Phoenixing: Less cool then it sounds.

Well a Federal election has been called which means that parliamentary bills lapse as a result (although many will be brought back). But one in particular I have been following with keen interest. The Treasury Laws Amendment (Combating Illegal

) Bill 2019 looks set to shake things up in the corporate world. As some of you may know I used to work at ASIC. I could not count the number of times I saw Phoenix companies spring up.

A ‘phoenix company’ is a company that springs from the ashes of a liquidated company, usually with the same business collateral, look and feel at the same premises and with a very similar name. It is a way for a director to save the business without paying creditors the money they are owed. Usually the director has illegally transferred property to the new entity which should rightly be liquidated in the existing corporate entity.
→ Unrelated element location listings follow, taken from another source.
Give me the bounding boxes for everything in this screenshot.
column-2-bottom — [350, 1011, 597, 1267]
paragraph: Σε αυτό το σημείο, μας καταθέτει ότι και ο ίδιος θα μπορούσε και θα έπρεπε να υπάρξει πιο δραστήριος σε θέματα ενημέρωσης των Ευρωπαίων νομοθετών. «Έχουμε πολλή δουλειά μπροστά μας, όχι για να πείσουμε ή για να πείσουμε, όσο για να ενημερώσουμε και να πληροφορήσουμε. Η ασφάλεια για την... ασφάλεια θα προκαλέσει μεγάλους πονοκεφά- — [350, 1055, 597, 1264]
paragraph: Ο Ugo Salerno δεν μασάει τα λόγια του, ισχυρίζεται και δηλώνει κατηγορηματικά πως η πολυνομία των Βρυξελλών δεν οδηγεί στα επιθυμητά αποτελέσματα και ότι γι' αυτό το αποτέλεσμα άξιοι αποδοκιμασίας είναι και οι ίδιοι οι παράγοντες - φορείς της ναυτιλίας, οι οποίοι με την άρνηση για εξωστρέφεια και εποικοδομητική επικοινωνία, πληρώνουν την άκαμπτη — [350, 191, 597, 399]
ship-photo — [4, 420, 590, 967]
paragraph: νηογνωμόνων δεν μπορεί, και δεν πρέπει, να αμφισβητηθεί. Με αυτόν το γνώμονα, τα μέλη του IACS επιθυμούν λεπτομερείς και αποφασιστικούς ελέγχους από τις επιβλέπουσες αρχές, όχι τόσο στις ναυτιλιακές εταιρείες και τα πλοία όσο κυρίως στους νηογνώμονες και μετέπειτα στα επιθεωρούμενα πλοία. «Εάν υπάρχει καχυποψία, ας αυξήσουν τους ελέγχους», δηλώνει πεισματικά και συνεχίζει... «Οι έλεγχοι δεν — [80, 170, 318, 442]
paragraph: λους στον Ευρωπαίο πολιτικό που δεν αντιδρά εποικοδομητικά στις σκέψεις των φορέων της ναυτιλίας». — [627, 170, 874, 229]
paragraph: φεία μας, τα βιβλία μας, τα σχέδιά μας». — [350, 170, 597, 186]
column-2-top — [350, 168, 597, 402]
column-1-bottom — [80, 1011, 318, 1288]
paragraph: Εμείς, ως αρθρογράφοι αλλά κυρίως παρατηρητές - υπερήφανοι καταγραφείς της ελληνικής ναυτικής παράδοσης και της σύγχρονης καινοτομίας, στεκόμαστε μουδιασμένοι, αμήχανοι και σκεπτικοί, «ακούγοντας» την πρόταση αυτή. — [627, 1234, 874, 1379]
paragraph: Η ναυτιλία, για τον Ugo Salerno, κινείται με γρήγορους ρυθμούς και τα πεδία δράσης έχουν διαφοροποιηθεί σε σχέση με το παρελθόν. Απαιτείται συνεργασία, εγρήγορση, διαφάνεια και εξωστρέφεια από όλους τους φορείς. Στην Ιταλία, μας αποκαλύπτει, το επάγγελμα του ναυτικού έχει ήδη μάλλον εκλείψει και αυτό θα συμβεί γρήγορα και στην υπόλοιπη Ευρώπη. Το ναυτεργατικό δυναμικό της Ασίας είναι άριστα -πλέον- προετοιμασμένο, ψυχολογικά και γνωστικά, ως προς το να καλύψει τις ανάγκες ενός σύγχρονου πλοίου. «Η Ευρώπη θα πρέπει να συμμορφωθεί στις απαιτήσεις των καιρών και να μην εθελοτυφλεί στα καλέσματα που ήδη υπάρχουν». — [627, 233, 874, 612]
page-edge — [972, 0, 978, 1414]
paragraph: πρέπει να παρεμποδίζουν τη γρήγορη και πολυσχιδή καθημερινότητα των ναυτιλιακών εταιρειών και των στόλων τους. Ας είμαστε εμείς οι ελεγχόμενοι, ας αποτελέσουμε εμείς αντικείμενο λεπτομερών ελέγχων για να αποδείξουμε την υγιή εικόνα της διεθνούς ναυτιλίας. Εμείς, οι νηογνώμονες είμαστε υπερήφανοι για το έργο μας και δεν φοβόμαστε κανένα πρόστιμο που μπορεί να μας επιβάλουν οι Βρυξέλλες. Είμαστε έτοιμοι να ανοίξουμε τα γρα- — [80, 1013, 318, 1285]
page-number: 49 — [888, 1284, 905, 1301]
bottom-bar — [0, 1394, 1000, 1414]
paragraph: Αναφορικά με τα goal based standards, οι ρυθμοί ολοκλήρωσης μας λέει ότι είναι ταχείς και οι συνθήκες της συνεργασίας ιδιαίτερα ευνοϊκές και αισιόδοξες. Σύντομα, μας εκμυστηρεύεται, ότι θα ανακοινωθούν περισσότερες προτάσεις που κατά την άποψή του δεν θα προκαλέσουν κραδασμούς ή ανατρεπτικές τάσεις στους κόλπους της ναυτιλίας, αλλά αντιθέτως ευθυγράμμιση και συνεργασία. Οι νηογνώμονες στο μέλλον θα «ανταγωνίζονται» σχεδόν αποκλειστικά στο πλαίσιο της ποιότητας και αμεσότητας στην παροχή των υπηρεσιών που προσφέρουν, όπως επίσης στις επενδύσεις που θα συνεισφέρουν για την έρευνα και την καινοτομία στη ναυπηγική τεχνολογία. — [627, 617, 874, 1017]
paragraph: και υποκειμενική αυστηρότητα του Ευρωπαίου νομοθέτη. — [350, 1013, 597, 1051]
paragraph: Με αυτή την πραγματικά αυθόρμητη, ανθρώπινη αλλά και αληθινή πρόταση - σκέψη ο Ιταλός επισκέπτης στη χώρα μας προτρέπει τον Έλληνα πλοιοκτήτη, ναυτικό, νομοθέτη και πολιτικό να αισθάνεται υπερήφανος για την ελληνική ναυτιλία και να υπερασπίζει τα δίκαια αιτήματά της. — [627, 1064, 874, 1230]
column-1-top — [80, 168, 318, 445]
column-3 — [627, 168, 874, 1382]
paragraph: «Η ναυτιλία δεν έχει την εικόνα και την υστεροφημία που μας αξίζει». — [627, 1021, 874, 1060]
The Amendment Bill introduces a new concept of a ‘creditor defeating disposition’. This is defined as a transaction less than market value with the effect of preventing the property becoming available to the benefit of creditors in the winding up of the company. Such transactions are voidable under the new Bill. The Bill also plugs a number of other gaps in the existing law in relation to directors resigning to avoid liability for phoenix transactions,  strengthening regulator powers, and making lawyers and other advisers that assist in phoenix activity personally liable.

In other news, Farrell J has proved that if you p--s off a judge by not showing up to court they may very well liquidate your company. In Beattie v Gray, in the matter of Control Rail Pty Limited (in liq) (No 2) [2019] FCA 433 were successful in obtaining summary judgment for insolvent trading by the sole director. Despite some who believe that Australia’s insolvent trading laws are the strictest in the world, in reality insolvent trading is notoriously hard to prove. Since ASIC v Plymin there seems broad consensus that insolvency is assessed on a cash flow basis rather than a balance sheet test though the balance sheets are of course helpful in proving insolvency. But assessing cash flow can be extremely difficult when the director has not kept adequate books and records. Directors are often able to furnish ‘proof’ of a mysterious payment they were going to receive right when the company incurred its debts.

In Beattie, the company did not satisfy a balance sheet test in that the bank statements showed it had a maximum overdrawn balance of $4,539 on 27 November 2015 at a time when it owed the ATO $282,088.40. After a search warrant executed on its storage facility in blacktown, a small meagre collection of documents were seized that were plainly inadequate to constitute financial records under s286 of the Corporations Act. This justified an inference under s588E (3) (b) that the company was insolvent during the period the inadequate books and records covered.

But it was the directors failure to attend court on multiple occasions that his honour gave the most weight to. The director could have appeared and even possibly argued some of the statutory safe harbour defences to insolvent trading, but instead he chose not to appear on multiple occasions even after being convicted for failing to appear to provide a report as to affairs to the liquidator. Farrell J was satisfied that the director had reasonable grounds for suspecting the company was insolvent and should not have incurred the $300,000 debt.

And so it was that the garbage collectors of Worth Recycling, the company that commenced wind up proceedings, had their revenge.